Former deputy executive governor of the Central Bank of Liberia, Mr. Charles Sirleaf, who was vindicated of all criminal charges months ago by the court, is demanding payoff from the Liberian government for illegally replacing him at the Bank, while he was battling lawsuit filed against him by the State.
Making the disclosure recently during her confirmation hearings in the senate’s conference room at the Capitol, newly appointed deputy executive governor of the CBL, Madam Nyemadi Pearson said, Mr. Sirleaf argues that he was neither dismissed by the government nor his five years tenure service at the Central Bank has ended, but was replaced.
According to her, Mr. Sirleaf is requesting the government to make payment in six installments since the country’s economy is in recession. Mr. Charles Sirleaf is one of the sons of ex-President Ellen Johnson Sirleaf. He argues that while facing indictment from the government, President George Weah announced Madam Pearson as his successor, creating a situation where he may not return even after a not guilty verdict was declared in his favor by the high court of the land.
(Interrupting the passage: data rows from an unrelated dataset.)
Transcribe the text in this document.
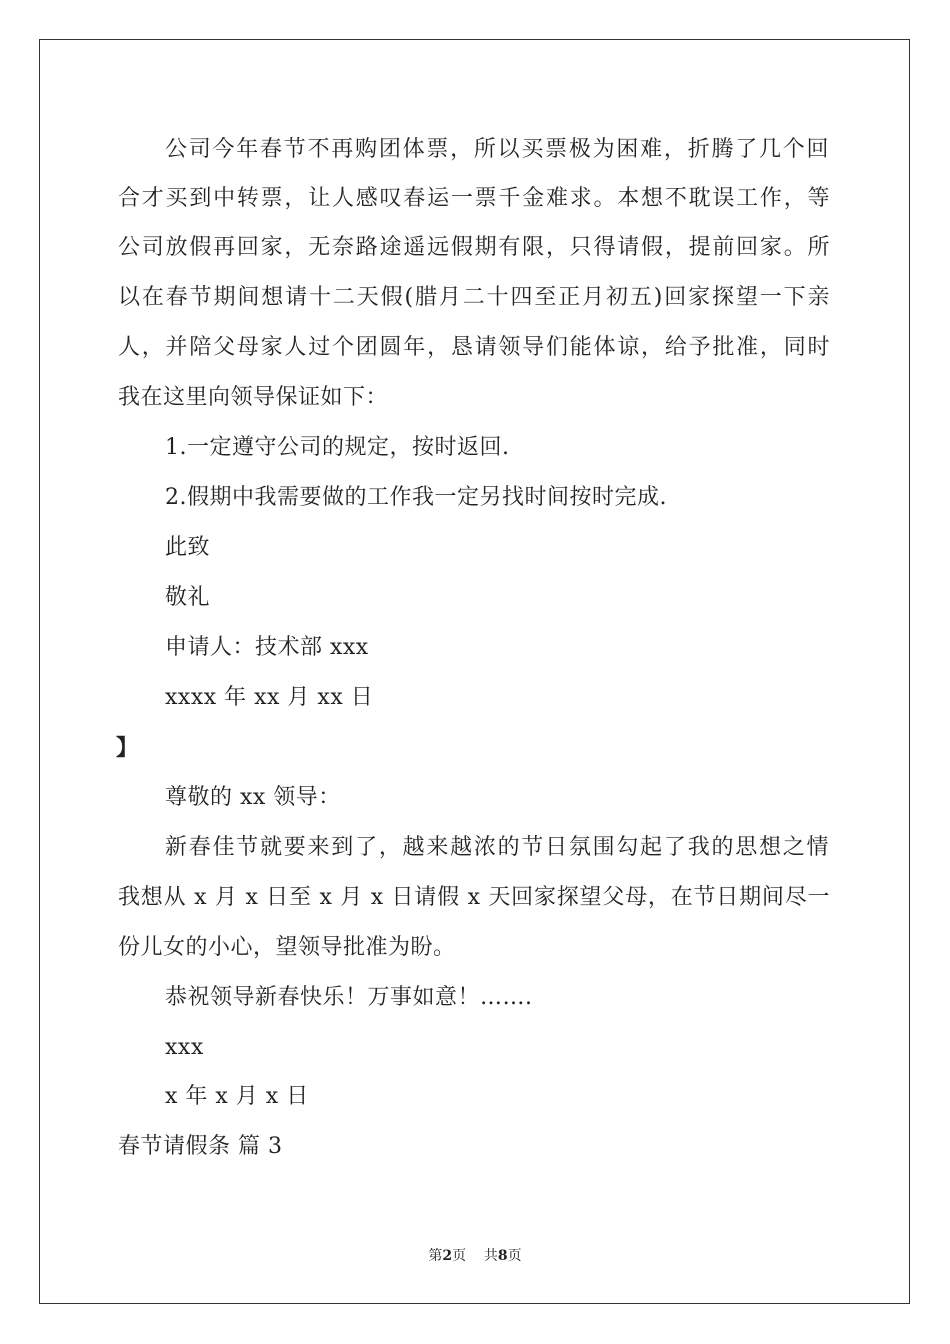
公司今年春节不再购团体票，所以买票极为困难，折腾了几个回
合才买到中转票，让人感叹春运一票千金难求。本想不耽误工作，等
公司放假再回家，无奈路途遥远假期有限，只得请假，提前回家。所
以在春节期间想请十二天假(腊月二十四至正月初五)回家探望一下亲
人，并陪父母家人过个团圆年，恳请领导们能体谅，给予批准，同时
我在这里向领导保证如下：
1.一定遵守公司的规定，按时返回.
2.假期中我需要做的工作我一定另找时间按时完成.
此致
敬礼
申请人：技术部 xxx
xxxx 年 xx 月 xx 日
】
尊敬的 xx 领导：
新春佳节就要来到了，越来越浓的节日氛围勾起了我的思想之情
我想从 x 月 x 日至 x 月 x 日请假 x 天回家探望父母，在节日期间尽一
份儿女的小心，望领导批准为盼。
恭祝领导新春快乐！万事如意！…….
xxx
x 年 x 月 x 日
春节请假条 篇 3
第2页 共8页
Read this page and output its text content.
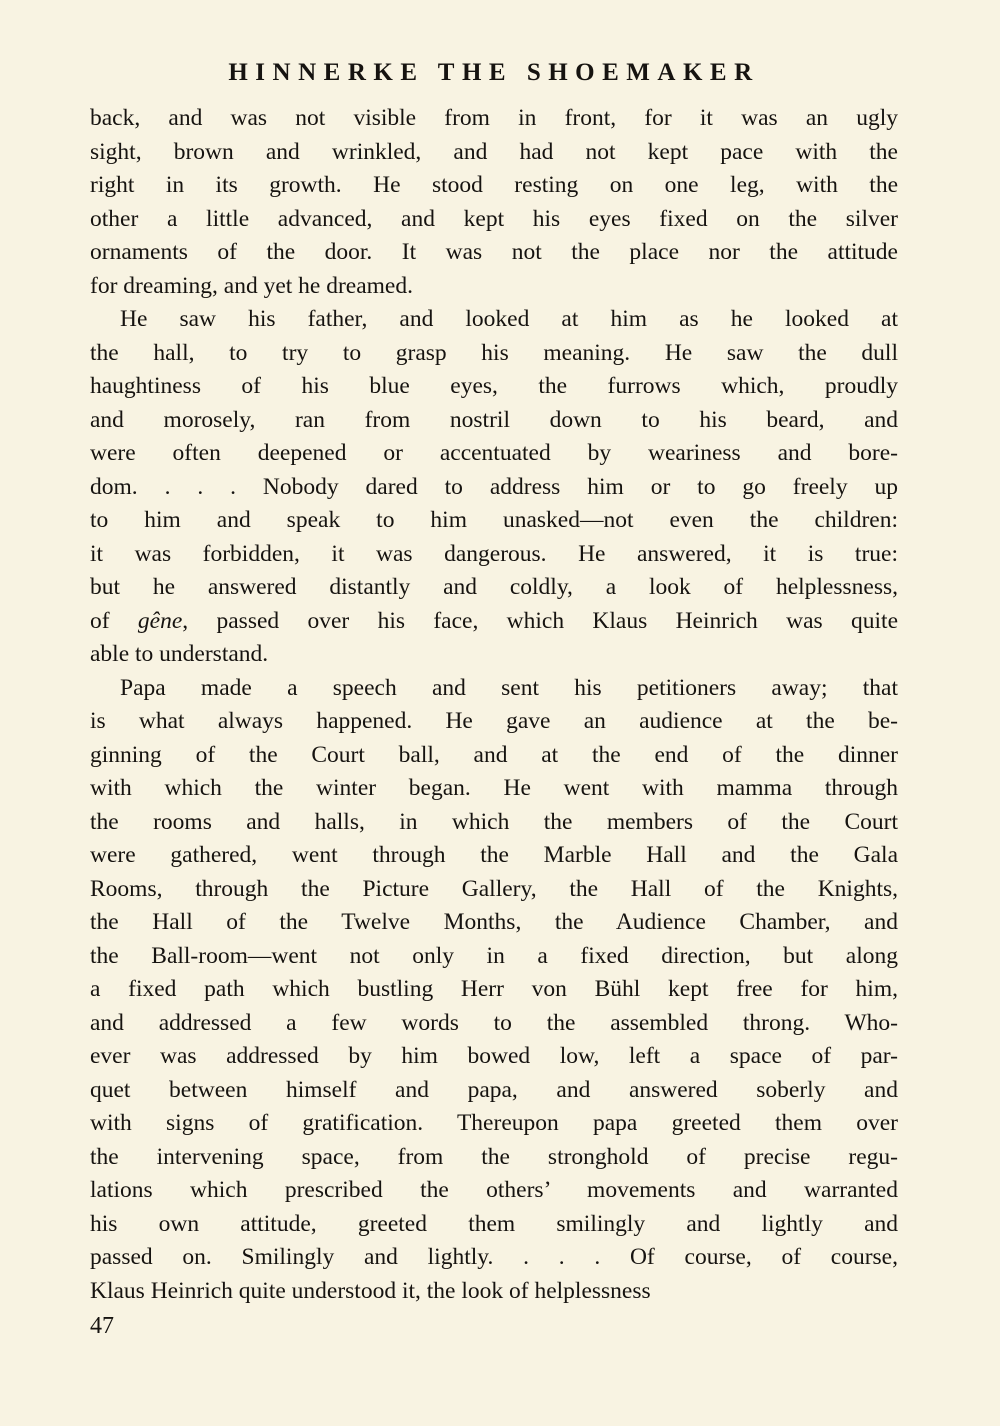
HINNERKE THE SHOEMAKER
back, and was not visible from in front, for it was an ugly
sight, brown and wrinkled, and had not kept pace with the
right in its growth. He stood resting on one leg, with the
other a little advanced, and kept his eyes fixed on the silver
ornaments of the door. It was not the place nor the attitude
for dreaming, and yet he dreamed.
He saw his father, and looked at him as he looked at
the hall, to try to grasp his meaning. He saw the dull
haughtiness of his blue eyes, the furrows which, proudly
and morosely, ran from nostril down to his beard, and
were often deepened or accentuated by weariness and bore-
dom. . . . Nobody dared to address him or to go freely up
to him and speak to him unasked—not even the children:
it was forbidden, it was dangerous. He answered, it is true:
but he answered distantly and coldly, a look of helplessness,
of gêne, passed over his face, which Klaus Heinrich was quite
able to understand.
Papa made a speech and sent his petitioners away; that
is what always happened. He gave an audience at the be-
ginning of the Court ball, and at the end of the dinner
with which the winter began. He went with mamma through
the rooms and halls, in which the members of the Court
were gathered, went through the Marble Hall and the Gala
Rooms, through the Picture Gallery, the Hall of the Knights,
the Hall of the Twelve Months, the Audience Chamber, and
the Ball-room—went not only in a fixed direction, but along
a fixed path which bustling Herr von Bühl kept free for him,
and addressed a few words to the assembled throng. Who-
ever was addressed by him bowed low, left a space of par-
quet between himself and papa, and answered soberly and
with signs of gratification. Thereupon papa greeted them over
the intervening space, from the stronghold of precise regu-
lations which prescribed the others’ movements and warranted
his own attitude, greeted them smilingly and lightly and
passed on. Smilingly and lightly. . . . Of course, of course,
Klaus Heinrich quite understood it, the look of helplessness
47
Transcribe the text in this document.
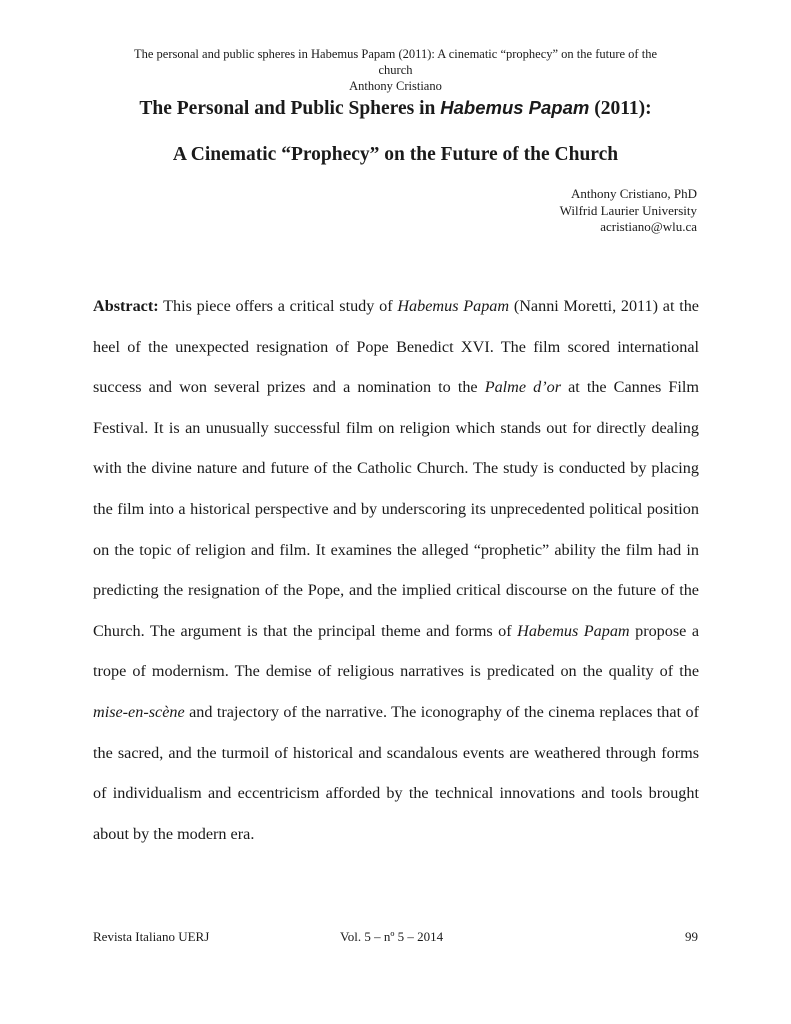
The personal and public spheres in Habemus Papam (2011): A cinematic “prophecy” on the future of the
church
Anthony Cristiano
The Personal and Public Spheres in Habemus Papam (2011):
A Cinematic “Prophecy” on the Future of the Church
Anthony Cristiano, PhD
Wilfrid Laurier University
acristiano@wlu.ca

Abstract: This piece offers a critical study of Habemus Papam (Nanni Moretti, 2011) at the heel of the unexpected resignation of Pope Benedict XVI. The film scored international success and won several prizes and a nomination to the Palme d’or at the Cannes Film Festival. It is an unusually successful film on religion which stands out for directly dealing with the divine nature and future of the Catholic Church. The study is conducted by placing the film into a historical perspective and by underscoring its unprecedented political position on the topic of religion and film. It examines the alleged “prophetic” ability the film had in predicting the resignation of the Pope, and the implied critical discourse on the future of the Church. The argument is that the principal theme and forms of Habemus Papam propose a trope of modernism. The demise of religious narratives is predicated on the quality of the mise-en-scène and trajectory of the narrative. The iconography of the cinema replaces that of the sacred, and the turmoil of historical and scandalous events are weathered through forms of individualism and eccentricism afforded by the technical innovations and tools brought about by the modern era.

Revista Italiano UERJ	Vol. 5 – nº 5 – 2014	99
He was serving a second term as deputy executive governor of the CBL before his indictment along with others by the Weah administration for alleged involvement in the reportedly missing LRD16 billion saga. He is seeking every available means to engage the authorities for his remaining salaries.
On March 05, 2019, the Government of Liberia charged the experienced Liberian banker with economic sabotage in connection with the unlawful printing of excess local currency notes worth millions of dollars.
Four other ex-bank officials were also charged, but two are reportedly on the run. The accused have so far made no comments on the allegations. An independent report into the missing millions was released last week.
Mr. Sirleaf, former executive governor Milton Weeks and bank official Dorbor Hagba were charged with economic sabotage, misuse of public money and criminal conspiracy. All other charged except Mr. Sirleaf were released earlier for lack of sufficient evidence.